At the opening of the Goya Club in Berlin, only celebrities and some 2,000 investors who'd bought a 4,000 euro ($4,686) share package were getting past the doorman. Even in dressed-down Berlin, fun no longer comes cheap.
Bring on the Cristal!
Berlin nightlife has long been legendary. From its status as a haven of subculture in the 1980s to the techno boom of the early 90s and its reinvention as a hip, 21st century European capital, it’s never failed to reflect the zeitgeist -- and since the fall of the Wall, that's been a studied bohemia that never wants to look like it's trying too hard.
The financial crisis of the last several years has only made Berlin more anti-glam than ever. If you want to climb through holes in fences to get to that achingly fashionable illegal bar, this is definitely the place to be. Clubbers are spoilt for choice in Berlin, but if there's always been one thing missing, it's been the sort of in-your-face, Cristal and bling culture that's so easy to find in other cities. No one here ever splashes out 500 euros on cocktails, the way they do in London or New York after a hard week in the City.
But the times may be a-changing, because Thursday night saw the sort of high-octane society event Berlin has traditionally sneered at.
The opening extravanga
Paying their way
The extravaganza that took place on Nollendorf Platz was the opening of the capital's newest watering hole, the much trumpeted Goya Club, an ambitious project that's been four years in development and which cost an estimated 11 million euros. It's housed in an imposing Wilhelminian-era building designed in 1906 by architect Albert Fröhlich, which was home to a theater before morphing into the landmark Metropol, a slice of West Berlin tradition that had its heyday as a cutting-edge nightspot in the 1980s.
Revamped by internationally renowned architect Hans Kollhoff, who obviously doesn't believe that less is more, it's now all black leather sofas, cavernous white interiors and opulent, Baroque chandeliers. Its earlier incarnation as a theater is still apparent, with the two balconies overlooking the dance-floor reserved for VIPs.
And there isn't likely to be any shortage of them. What makes the Goya Club unusual -- and also attests to Berlin's dire financial straits -- is that it's invited its target clientele to become shareholders. Even more surprisingly, they've accepted in droves, among them local celebrities such as actor Dominic Raacke, artist Markus Lüpertz, soccer trainer Falko Götz and businessman Heiner Kamps -- whose investment ensures them life-long free entry and access to the VIP area.

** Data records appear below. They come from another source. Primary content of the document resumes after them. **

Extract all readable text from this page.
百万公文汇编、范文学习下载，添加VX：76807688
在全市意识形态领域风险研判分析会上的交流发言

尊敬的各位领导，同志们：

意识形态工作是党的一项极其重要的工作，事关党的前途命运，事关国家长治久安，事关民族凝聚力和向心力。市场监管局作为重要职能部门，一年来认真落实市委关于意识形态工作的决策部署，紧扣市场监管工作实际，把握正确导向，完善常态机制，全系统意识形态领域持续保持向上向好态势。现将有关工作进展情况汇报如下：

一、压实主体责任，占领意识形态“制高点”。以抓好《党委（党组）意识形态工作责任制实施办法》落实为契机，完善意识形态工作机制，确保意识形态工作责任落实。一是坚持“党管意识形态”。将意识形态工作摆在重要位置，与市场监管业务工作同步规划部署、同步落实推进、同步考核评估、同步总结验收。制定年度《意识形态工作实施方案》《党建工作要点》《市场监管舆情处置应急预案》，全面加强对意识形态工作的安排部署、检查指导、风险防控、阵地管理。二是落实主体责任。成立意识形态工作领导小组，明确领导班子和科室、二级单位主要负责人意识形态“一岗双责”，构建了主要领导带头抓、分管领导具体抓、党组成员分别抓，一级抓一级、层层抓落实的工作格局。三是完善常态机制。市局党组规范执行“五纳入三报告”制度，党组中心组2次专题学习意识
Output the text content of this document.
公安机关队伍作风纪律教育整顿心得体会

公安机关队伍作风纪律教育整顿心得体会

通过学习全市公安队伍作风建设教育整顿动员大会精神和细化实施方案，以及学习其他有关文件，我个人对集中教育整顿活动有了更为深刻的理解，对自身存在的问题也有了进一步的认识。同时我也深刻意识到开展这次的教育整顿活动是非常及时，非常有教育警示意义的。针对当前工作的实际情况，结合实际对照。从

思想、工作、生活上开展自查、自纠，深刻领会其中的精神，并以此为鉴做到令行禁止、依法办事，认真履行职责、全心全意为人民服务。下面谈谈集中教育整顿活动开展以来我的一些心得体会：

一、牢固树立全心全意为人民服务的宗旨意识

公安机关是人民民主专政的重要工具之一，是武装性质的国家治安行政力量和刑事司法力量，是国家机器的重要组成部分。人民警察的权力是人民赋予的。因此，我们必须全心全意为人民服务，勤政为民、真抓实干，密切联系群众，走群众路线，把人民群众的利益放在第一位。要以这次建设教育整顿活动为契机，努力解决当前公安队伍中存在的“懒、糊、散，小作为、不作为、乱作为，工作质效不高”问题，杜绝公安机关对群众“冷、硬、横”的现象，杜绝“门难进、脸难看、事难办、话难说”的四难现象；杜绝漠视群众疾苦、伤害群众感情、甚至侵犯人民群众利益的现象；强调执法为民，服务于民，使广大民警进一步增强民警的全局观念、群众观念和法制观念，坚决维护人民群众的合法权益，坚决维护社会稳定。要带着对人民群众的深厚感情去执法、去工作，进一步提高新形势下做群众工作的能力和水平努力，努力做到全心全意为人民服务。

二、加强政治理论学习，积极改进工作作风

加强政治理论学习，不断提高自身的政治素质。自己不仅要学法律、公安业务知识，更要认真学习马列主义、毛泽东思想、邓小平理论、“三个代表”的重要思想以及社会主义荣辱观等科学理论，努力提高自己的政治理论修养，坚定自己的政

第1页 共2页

The good things in life aren't free
Without financial assistance amounting to some 7.75 million euros from these investors, the Goya would never have got off the ground. But with start capital of 10 million euros, owner Peter Glückstein has been able to realize an over-the-top vision that flies in the face of Berlin's fabled frugality.
But will the concept prove successful? After all, the average annual income in Berlin is just over 16,000 euros, compared to 29,000 euros in Munich and 24,000 euros in Hamburg, two cities with far more of a time-honored glitterati culture than the capital.
Avant garde it isn't. At the opening party, one consequence of getting the guests to be the financiers was immediately apparent, with most of the crowd comfortably over 40 years old. In Glückman's own words, Goya's denizens are likely to be "too old for techno, too young for tea dances."